A former Union Secretary of Electronics and IT, Aruna Sundararajan said that India need more undersea cables to carry the bulk of international internet and telecom traffic to and from India. File
| Photo Credit: PTI
More undersea cables are needed to carry the bulk of international internet and telecom traffic to and from India, experts said on Wednesday (March 26, 2025).
“India’s share of subsea cable landing stations presently constitutes 1%” of the world’s total, said Aruna Sundararajan, a former Union Secretary of Electronics and Information Technology who is presently chairperson of the Broadband India Forum (BIF), an industry body for big tech firms and internet service providers operating in India.

“India should rightfully have ten times the number of existing cable landing stations and four- to fivefold capacity of sub-sea cables as we go forward,” Ms. Sundararajan added, speaking at a BIF event on sub-sea cable deployments.
Cable protection zones
Sonia Jorge, founder and executive director of the Global Digital Inclusion Partnership, said that India would do well to protect the cables it already has. India needs to implement “cable protection zones,” Ms. Jorge said, to protect portions of cables near the coast from fishing activities.

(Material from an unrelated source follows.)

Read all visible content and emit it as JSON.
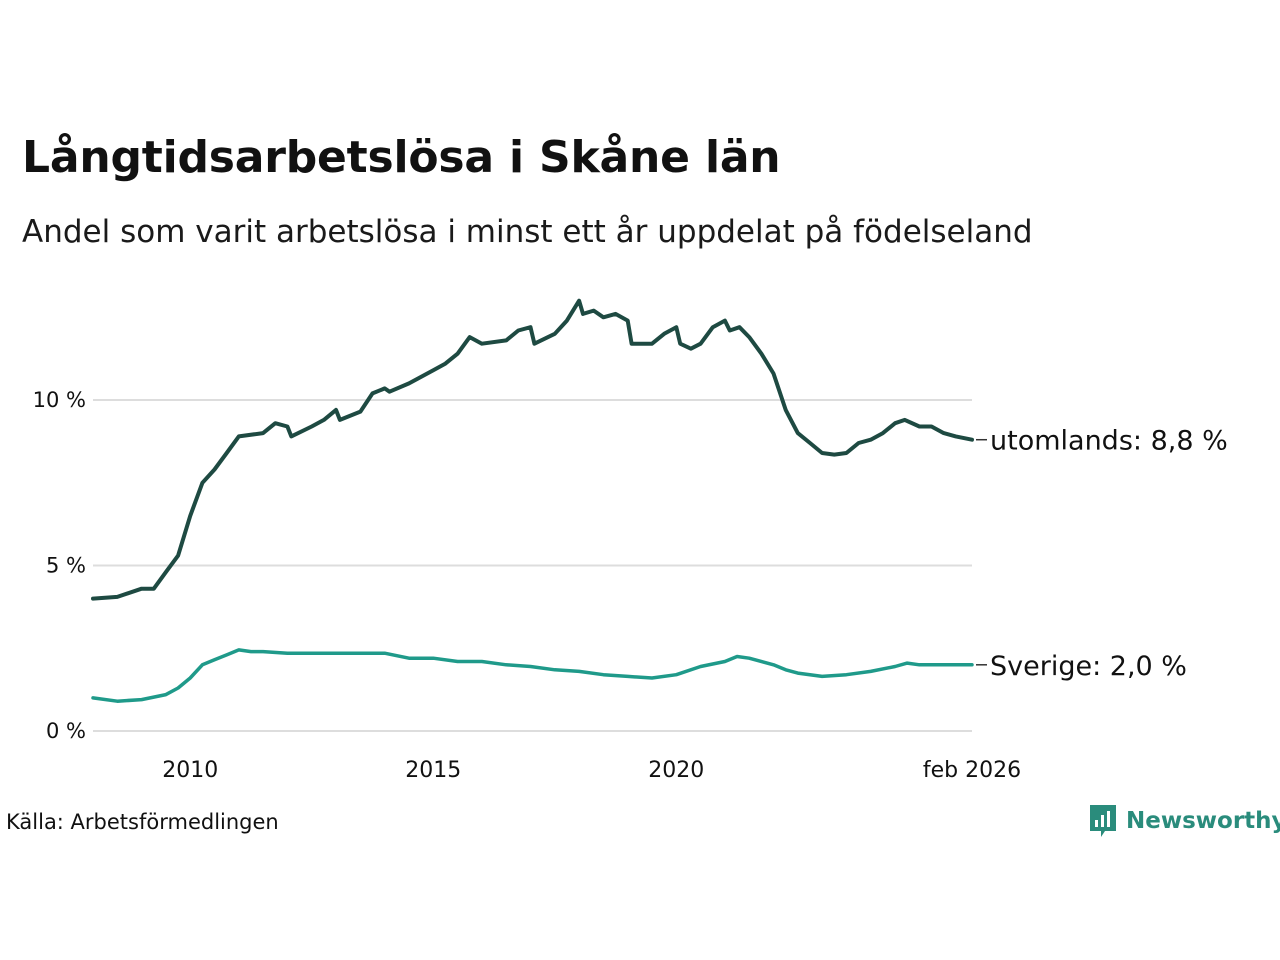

“In our internal estimate, at least 11 out of the 17 cables [landing in India] are at economic end-of-life today,” said Amajit Gupta, CEO of Lightstorm, an internet infrastructure firm. “Physical end-of-life could be 25 years and that really poses a challenge and shows the asymmetry of this infrastructure relative to the growth that we aspire to.”
Unused coastline
Mr. Gupta pointed out that even though two-thirds of India’s borders are coastal, “95% of cables land in a six-kilometre stretch in Versova in Mumbai,” some of the most expensive real estate in the country. More cables needed to be installed for redundancy, he said.

“If there is an incident in the Red Sea” — where several cables pass through a narrow opening in the Bab al-Mandab Strait — “India can lose 25% of its bandwidth,” he added. “That’s not just theory, it happened two years ago,” when Houthi rebels attacked that infrastructure, he said.
“We also need to think about threats in the Malacca Strait,” he warned, referring to another cable choke point connecting the Indian Ocean and the South China Sea. “All our internet either enters through the west or through the east, irrespective of how good the infrastructure locally is.”